Willem Coenen (pianist)

Nederlands pianist

Wilhelmus Antonius (Willem) Coenen (Rotterdam, 17 november 1836Lugano, 18 maart 1918) was een Nederlands pianist.

Willem Coenen
Willem Coenen
Volledige naam Wilhelmus Anthonius Coenen
Geboren 17 november 1836
Overleden 18 maart 1918
Geboorteland Vlag van Nederland Nederland
Beroep(en) pianist
(en) MusicBrainz-profiel
Portaal  Portaalicoon   Klassieke muziek

Hij werd geboren in het gezin van musicus Louis Coenen (1797-1873) en Annie Schmidt. Een aantal van zijn broers en zusters ging ook de muziek in, beroeps dan wel uit liefhebberij.

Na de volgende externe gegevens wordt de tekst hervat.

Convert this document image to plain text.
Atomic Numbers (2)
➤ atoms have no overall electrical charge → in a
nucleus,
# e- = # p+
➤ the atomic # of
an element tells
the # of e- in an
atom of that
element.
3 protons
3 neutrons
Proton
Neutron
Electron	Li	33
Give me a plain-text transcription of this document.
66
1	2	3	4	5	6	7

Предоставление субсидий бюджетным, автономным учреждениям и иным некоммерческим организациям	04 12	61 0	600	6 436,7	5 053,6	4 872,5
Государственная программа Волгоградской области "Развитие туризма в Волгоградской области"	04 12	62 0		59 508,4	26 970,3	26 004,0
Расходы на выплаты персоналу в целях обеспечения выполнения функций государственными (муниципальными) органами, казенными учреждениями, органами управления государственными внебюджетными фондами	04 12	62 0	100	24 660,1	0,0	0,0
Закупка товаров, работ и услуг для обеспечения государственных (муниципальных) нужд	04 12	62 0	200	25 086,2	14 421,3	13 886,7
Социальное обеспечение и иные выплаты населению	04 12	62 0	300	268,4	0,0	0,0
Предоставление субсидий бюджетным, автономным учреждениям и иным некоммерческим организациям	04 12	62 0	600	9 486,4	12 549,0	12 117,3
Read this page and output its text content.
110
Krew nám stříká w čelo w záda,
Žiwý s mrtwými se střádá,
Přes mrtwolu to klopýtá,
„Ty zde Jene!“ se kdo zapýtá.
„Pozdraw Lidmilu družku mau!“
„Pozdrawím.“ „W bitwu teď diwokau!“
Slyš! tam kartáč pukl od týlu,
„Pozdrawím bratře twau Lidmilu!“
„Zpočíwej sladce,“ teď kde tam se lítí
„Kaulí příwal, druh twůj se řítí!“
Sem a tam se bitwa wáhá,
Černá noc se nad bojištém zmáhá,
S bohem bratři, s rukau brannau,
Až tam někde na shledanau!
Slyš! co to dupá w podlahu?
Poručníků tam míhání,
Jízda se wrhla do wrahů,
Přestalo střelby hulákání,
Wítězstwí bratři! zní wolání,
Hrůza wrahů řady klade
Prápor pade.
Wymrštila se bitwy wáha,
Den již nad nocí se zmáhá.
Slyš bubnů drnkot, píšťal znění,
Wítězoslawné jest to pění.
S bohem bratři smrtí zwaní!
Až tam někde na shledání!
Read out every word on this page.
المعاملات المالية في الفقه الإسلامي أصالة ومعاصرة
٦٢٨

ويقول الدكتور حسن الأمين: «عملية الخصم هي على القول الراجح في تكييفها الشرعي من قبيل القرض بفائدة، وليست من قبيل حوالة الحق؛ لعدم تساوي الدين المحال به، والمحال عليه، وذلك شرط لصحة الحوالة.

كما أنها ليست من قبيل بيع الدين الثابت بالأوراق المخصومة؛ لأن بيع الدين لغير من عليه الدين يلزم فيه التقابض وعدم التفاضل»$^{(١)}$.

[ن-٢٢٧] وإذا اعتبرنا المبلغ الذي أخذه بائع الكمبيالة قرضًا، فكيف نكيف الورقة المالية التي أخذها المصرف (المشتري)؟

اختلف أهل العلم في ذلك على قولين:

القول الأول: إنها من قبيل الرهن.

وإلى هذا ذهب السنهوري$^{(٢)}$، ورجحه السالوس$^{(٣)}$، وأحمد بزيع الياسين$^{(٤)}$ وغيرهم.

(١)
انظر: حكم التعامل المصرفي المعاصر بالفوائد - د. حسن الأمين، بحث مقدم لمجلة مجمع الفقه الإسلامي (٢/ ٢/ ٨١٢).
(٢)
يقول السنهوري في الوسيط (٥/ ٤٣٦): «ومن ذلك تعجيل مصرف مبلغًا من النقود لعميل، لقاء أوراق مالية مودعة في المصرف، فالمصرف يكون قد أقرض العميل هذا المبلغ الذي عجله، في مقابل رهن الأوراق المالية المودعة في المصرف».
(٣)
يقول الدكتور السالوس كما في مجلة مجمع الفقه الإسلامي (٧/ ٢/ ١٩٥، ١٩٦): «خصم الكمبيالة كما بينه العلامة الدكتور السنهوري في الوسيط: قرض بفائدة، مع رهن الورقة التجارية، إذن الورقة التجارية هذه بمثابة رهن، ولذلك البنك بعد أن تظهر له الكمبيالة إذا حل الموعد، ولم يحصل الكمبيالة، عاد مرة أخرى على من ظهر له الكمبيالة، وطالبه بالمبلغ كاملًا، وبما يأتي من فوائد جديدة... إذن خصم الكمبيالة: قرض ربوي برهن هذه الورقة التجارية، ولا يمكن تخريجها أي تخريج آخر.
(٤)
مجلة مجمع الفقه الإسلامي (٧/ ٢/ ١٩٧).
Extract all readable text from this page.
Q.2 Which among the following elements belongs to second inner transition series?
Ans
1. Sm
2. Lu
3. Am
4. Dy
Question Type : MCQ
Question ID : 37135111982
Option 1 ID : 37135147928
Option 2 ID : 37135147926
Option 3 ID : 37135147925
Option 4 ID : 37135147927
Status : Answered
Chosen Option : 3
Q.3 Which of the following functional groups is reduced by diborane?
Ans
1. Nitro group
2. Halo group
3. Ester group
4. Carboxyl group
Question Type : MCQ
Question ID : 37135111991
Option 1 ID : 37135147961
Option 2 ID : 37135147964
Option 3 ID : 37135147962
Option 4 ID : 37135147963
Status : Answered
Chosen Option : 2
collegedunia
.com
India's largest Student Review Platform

Hij kreeg zijn eerste muzieklessen van zijn vader. Andere docenten waren Sigismund Thalberg en Ernst Lübeck, een kennis van zijn broer Frans Coenen. Op 2 maart 1854 was hij al te horen op de muziekpodia. Zo speelde hij toen in de Zaal der maatschappij tot Nut van ’t Algemeen onder meer het eerste pianoconcert van Felix Mendelssohn Bartholdy. Die uitvoering werd als bijzonder goed werd gerecenseerd in de Nieuwe Rotterdamsche Courant van 20 maart; zijn jeugdig enthousiasme werd nog voor lief genomen. Hij trok in 1855/1856 naar Suriname om zich daar te vestigen en te concerteren. Hij werd pianist en organist te Paramaribo, maar trad bijvoorbeeld ook op op de Nederlandse Antillen en in Frans Guyana. In 1861 stond hij op het podium in Paramaribo met de Deense hofviolist Martin Simonsen en Fanny Simonsen van de Opéra Comique uit Parijs. Hij maakte vanuit Suriname een concertreis door de Verenigde Staten, waar hij op het podium van Boston heeft gespeeld. Hij trad in Suriname en omstreken ook weleens op onder de Gebroeders Coenen, met zijn broer Louis Coenen (1834-1900), die in de Verenigde Staten woonde. In oktober 1861 ondernam hij de terugreis naar zijn geboortestad om de familiebanden aan te halen. Er volgde een aantal soirées in en om Rotterdam. In juni 1862 had hij een aantal optredens in Londen. Hij ging rond die tijd werken als (hoofd)docent piano aan het Guildhall School of Music and Drama in Londen, alwaar hij meer dan veertig jaar verbleef. In 1884 nam hij deel aan een liefdadigheidsconcert (Koning Willemfonds) in St-James’ Hall, een jaarlijks terugkerend fenomeen. Hij ging met pensioen en trok in 1910 naar Lugano, alwaar hij stierf.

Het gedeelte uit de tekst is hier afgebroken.